● Last week, we highlighted a story about the powerful using their great power to take a child from the powerless. Now, OSV News reports on another case where the same dynamic is at play.
● Business Insider has more about the Illinois guaranteed income pilot project, targeting families on the radar of the family police. As the story explains:
Studies and basic income pilots have previously found that cash payments can mitigate neglect by strengthening parents' access to basic necessities. Researchers have also told BI that reducing family financial stress can lead to lower rates of physical abuse and domestic violence.
Business Insider also has an overview of where such programs are underway - and where legislatures have actually banned them.
● When you begin a sentence with the words: “Yes, it’s Big Brother …” what is the only ethical way to end that sentence? Not the way a leading proponent of predictive analytics in child welfare ended it. I have a blog post on what she actually said – and why predictive analytics is the Project 2025 of child welfare.

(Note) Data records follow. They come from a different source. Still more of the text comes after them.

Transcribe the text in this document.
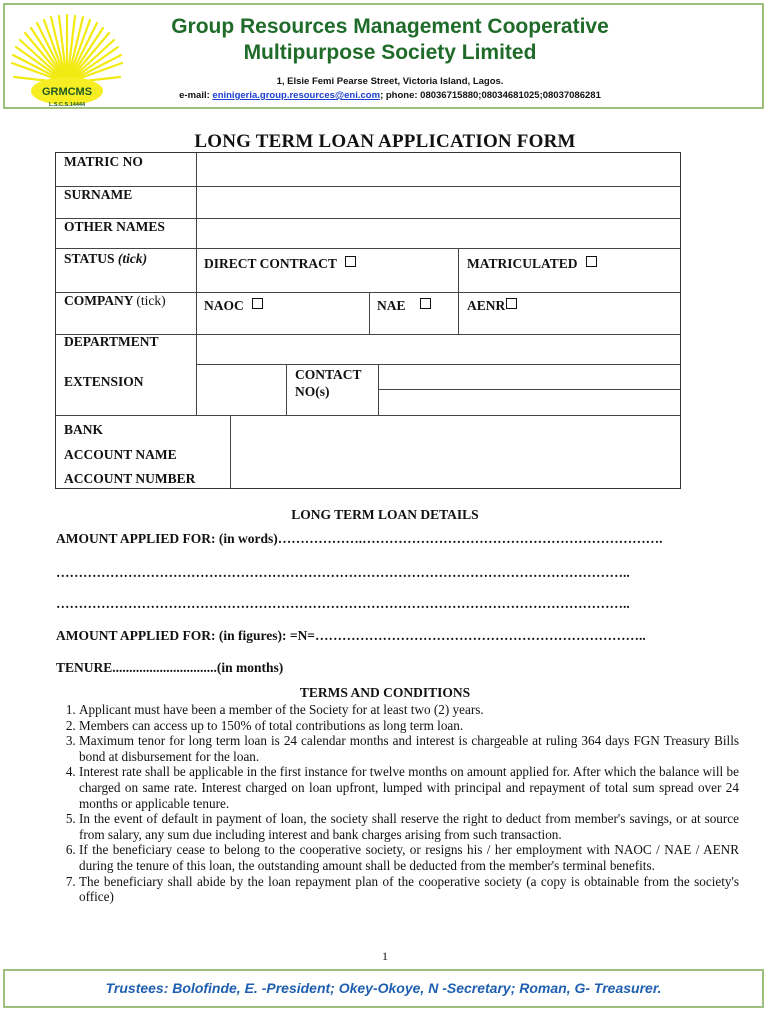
GRMCMS
L.S.C.S.14444
Group Resources Management Cooperative
Multipurpose Society Limited
1, Elsie Femi Pearse Street, Victoria Island, Lagos.
e-mail: eninigeria.group.resources@eni.com; phone: 08036715880;08034681025;08037086281
LONG TERM LOAN APPLICATION FORM
MATRIC NO
SURNAME
OTHER NAMES
STATUS (tick)	DIRECT CONTRACT	MATRICULATED
COMPANY (tick)	NAOC	NAE	AENR
DEPARTMENT
EXTENSION	CONTACT
NO(s)
BANK
ACCOUNT NAME
ACCOUNT NUMBER
LONG TERM LOAN DETAILS
AMOUNT APPLIED FOR: (in words)……………….………………………………………………………….
………………………………………………………………………………………………………………..
………………………………………………………………………………………………………………..
AMOUNT APPLIED FOR: (in figures): =N=………………………………………………………………..
TENURE...............................(in months)
TERMS AND CONDITIONS
1. Applicant must have been a member of the Society for at least two (2) years.
2. Members can access up to 150% of total contributions as long term loan.
3. Maximum tenor for long term loan is 24 calendar months and interest is chargeable at ruling 364 days FGN Treasury Bills bond at disbursement for the loan.
4. Interest rate shall be applicable in the first instance for twelve months on amount applied for. After which the balance will be charged on same rate. Interest charged on loan upfront, lumped with principal and repayment of total sum spread over 24 months or applicable tenure.
5. In the event of default in payment of loan, the society shall reserve the right to deduct from member's savings, or at source from salary, any sum due including interest and bank charges arising from such transaction.
6. If the beneficiary cease to belong to the cooperative society, or resigns his / her employment with NAOC / NAE / AENR during the tenure of this loan, the outstanding amount shall be deducted from the member's terminal benefits.
7. The beneficiary shall abide by the loan repayment plan of the cooperative society (a copy is obtainable from the society's office)
1
Trustees: Bolofinde, E. -President; Okey-Okoye, N -Secretary; Roman, G- Treasurer.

● The New York Times has a terrifying story about a chain of private psychiatric hospitals holding patients against their will because of financial incentives. They’re paid for each day they hold the patient. What does that have to do with family policing? Private foster care agencies also are typically paid for each day they hold a child in “care.” And, as the New York Daily News pointed out nearly 50 years ago, they’ve been known to do the same thing.
In this week’s edition of The Horror Stories Go in All Directions:
●From NBC News, still another expose of still another residential treatment center.
A circuit court judge has ruled that the state was “grossly negligent” when it placed an eight-year-old boy in a foster home, where he was then repeatedly sexually abused for years.